Dádiva

Subiste e chegaste ao cume da montanha mais alta. Nem tu sabias ser capaz disso. Foi uma escalada arriscada, uma escalada ao ponto mais alto de tudo o que tu és. Deve ter sido longa a espera... A incerteza ao sabor do vento, a dúvida gota a gota, de chuva. Querias olhar-te de frente. Querias separar, querias unir. Querias sentir marcas do tempo, marcas da vida. Querias ver sinais. Querias ouvir o teu silêncio... Ali.
O chamamento foi feito, não sei bem por quem, mas ecoou nas montanhas, no meio do nevoeiro. Não havia outro final para aquele apelo. Não havia nada, nem nenhuma tempestade, que pudesse travar a força daquela vontade.
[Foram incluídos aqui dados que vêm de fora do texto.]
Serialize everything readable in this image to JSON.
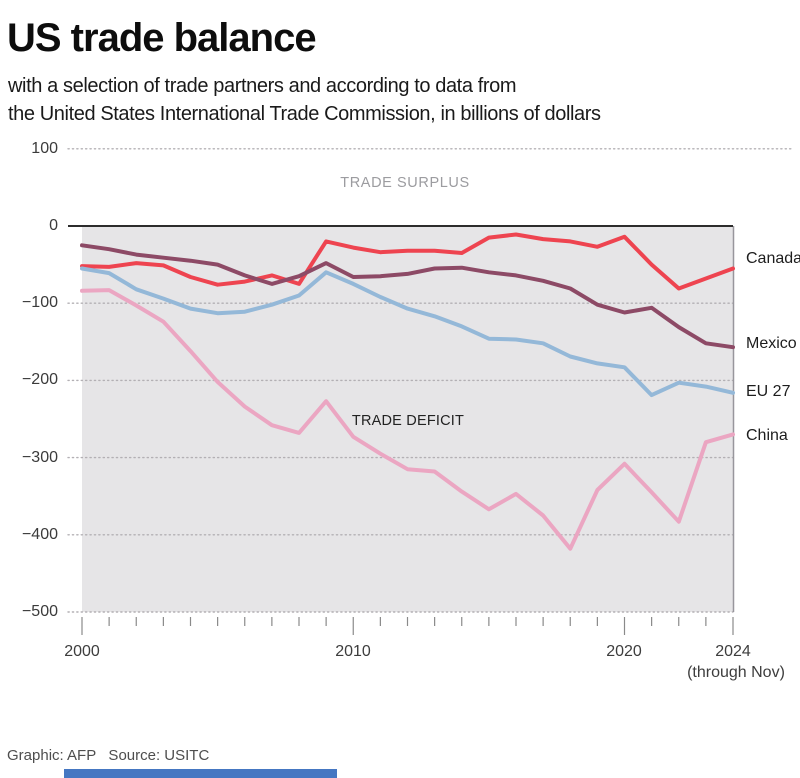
{
  "header": {
    "title": "US trade balance",
    "subtitle_line1": "with a selection of trade partners and according to data from",
    "subtitle_line2": "the United States International Trade Commission, in billions of dollars"
  },
  "chart_data": {
    "type": "line",
    "title": "US trade balance",
    "units": "billions of dollars",
    "x": [
      2000,
      2001,
      2002,
      2003,
      2004,
      2005,
      2006,
      2007,
      2008,
      2009,
      2010,
      2011,
      2012,
      2013,
      2014,
      2015,
      2016,
      2017,
      2018,
      2019,
      2020,
      2021,
      2022,
      2023,
      2024
    ],
    "series": [
      {
        "name": "Canada",
        "color": "#ee4450",
        "values": [
          -52,
          -53,
          -48,
          -51,
          -66,
          -76,
          -72,
          -64,
          -75,
          -20,
          -28,
          -34,
          -32,
          -32,
          -35,
          -15,
          -11,
          -17,
          -20,
          -27,
          -14,
          -50,
          -81,
          -68,
          -55
        ]
      },
      {
        "name": "Mexico",
        "color": "#8d4a66",
        "values": [
          -25,
          -30,
          -37,
          -41,
          -45,
          -50,
          -64,
          -75,
          -65,
          -48,
          -66,
          -65,
          -62,
          -55,
          -54,
          -60,
          -64,
          -71,
          -81,
          -102,
          -112,
          -106,
          -131,
          -152,
          -157
        ]
      },
      {
        "name": "EU 27",
        "color": "#94b8d8",
        "values": [
          -55,
          -61,
          -82,
          -94,
          -107,
          -113,
          -111,
          -102,
          -90,
          -60,
          -75,
          -92,
          -107,
          -117,
          -130,
          -146,
          -147,
          -152,
          -169,
          -178,
          -183,
          -219,
          -203,
          -208,
          -216
        ]
      },
      {
        "name": "China",
        "color": "#eba6c2",
        "values": [
          -84,
          -83,
          -103,
          -124,
          -162,
          -202,
          -234,
          -258,
          -268,
          -227,
          -273,
          -295,
          -315,
          -318,
          -344,
          -367,
          -347,
          -375,
          -418,
          -342,
          -308,
          -345,
          -383,
          -280,
          -270
        ]
      }
    ],
    "ylim": [
      -500,
      100
    ],
    "y_ticks": [
      100,
      0,
      -100,
      -200,
      -300,
      -400,
      -500
    ],
    "x_axis": {
      "major_labels": [
        "2000",
        "2010",
        "2020",
        "2024"
      ],
      "major_years": [
        2000,
        2010,
        2020,
        2024
      ],
      "note": "(through Nov)"
    },
    "annotations": {
      "surplus": "TRADE SURPLUS",
      "deficit": "TRADE DEFICIT"
    },
    "grid": "dotted horizontal gridlines, solid zero axis, shaded deficit region",
    "legend_position": "right end-of-line labels"
  },
  "footer": {
    "credit": "Graphic: AFP   Source: USITC"
  },
  "colors": {
    "deficit_region_fill": "#e6e5e7",
    "zero_axis": "#2c2c2c",
    "gridline": "#b3b0b4",
    "tick": "#8a8a8a",
    "region_right_border": "#98969c",
    "progress_bar": "#4577c2"
  }
}
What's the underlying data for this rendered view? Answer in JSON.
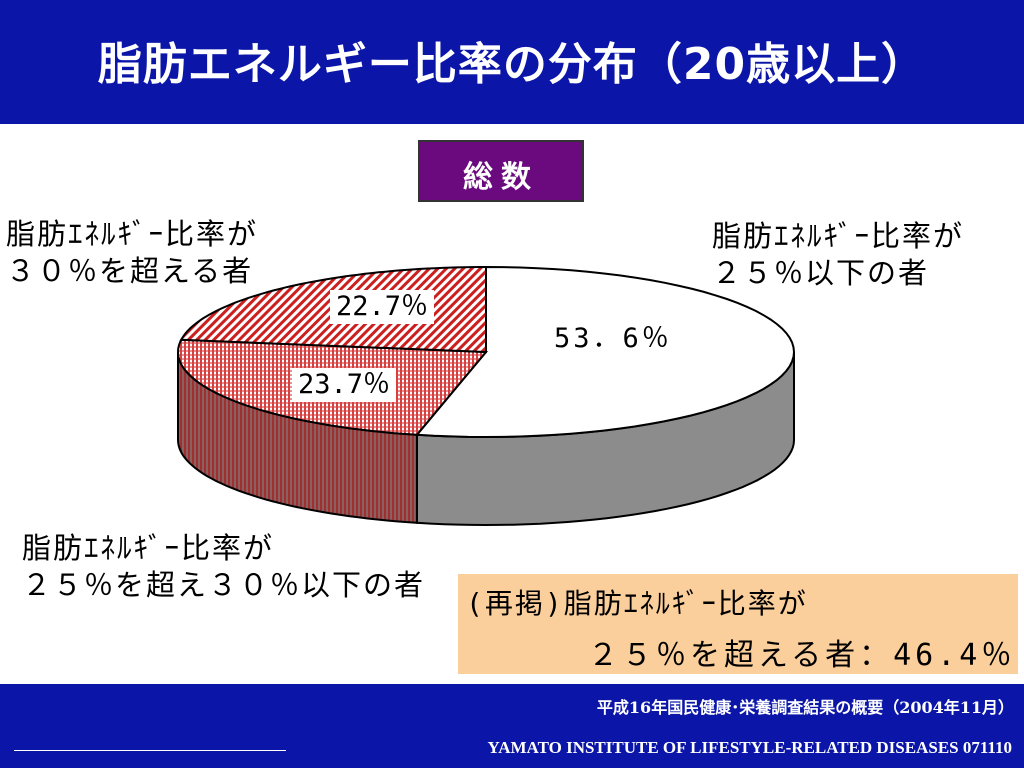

A correr contra o tempo, a tentar organizar ideias, a tua resposta surgiu em silêncio, do nada, no meio da bruma. Fez o caminho de olhos fechados, confiante nos seus sentidos. Chegou sem medo, em paz, humildemente, envolvida em sentimentos, envolvida em tons de azul, naquele dia cinzento.
Naquele dia, naquela hora, não havia outro sítio para estar. A linha estava marcada há muito tempo. Mesmo assim, o planeado, o certo, o risco traçado tornou-se inesperado, tornou-se surpresa.
Instantes de procura, de entrega. Num silêncio que se ouviu. As mãos estavam mesmo lá, ainda que custasse a acreditar. Talvez achasses que em toda a tua vida não fosse possível. Que ninguém faria isso. Que ninguém te visse daquela forma. Que ninguém estivesse lá no cimo para receber o melhor de ti, para receber essa dádiva. Que ninguém quisesse ver-te assim de braços abertos. Sonhaste muito alto, e de tão alto que era e de tão difícil que era chegar, nem tu acreditaste que bastava querer. Quando se acredita tudo é possível. E foi.
O silêncio saiu de ti, olhou-te de fora para gravar aquele momento, sorriu-te pela última vez e... dissipou-se no meio do nevoeiro.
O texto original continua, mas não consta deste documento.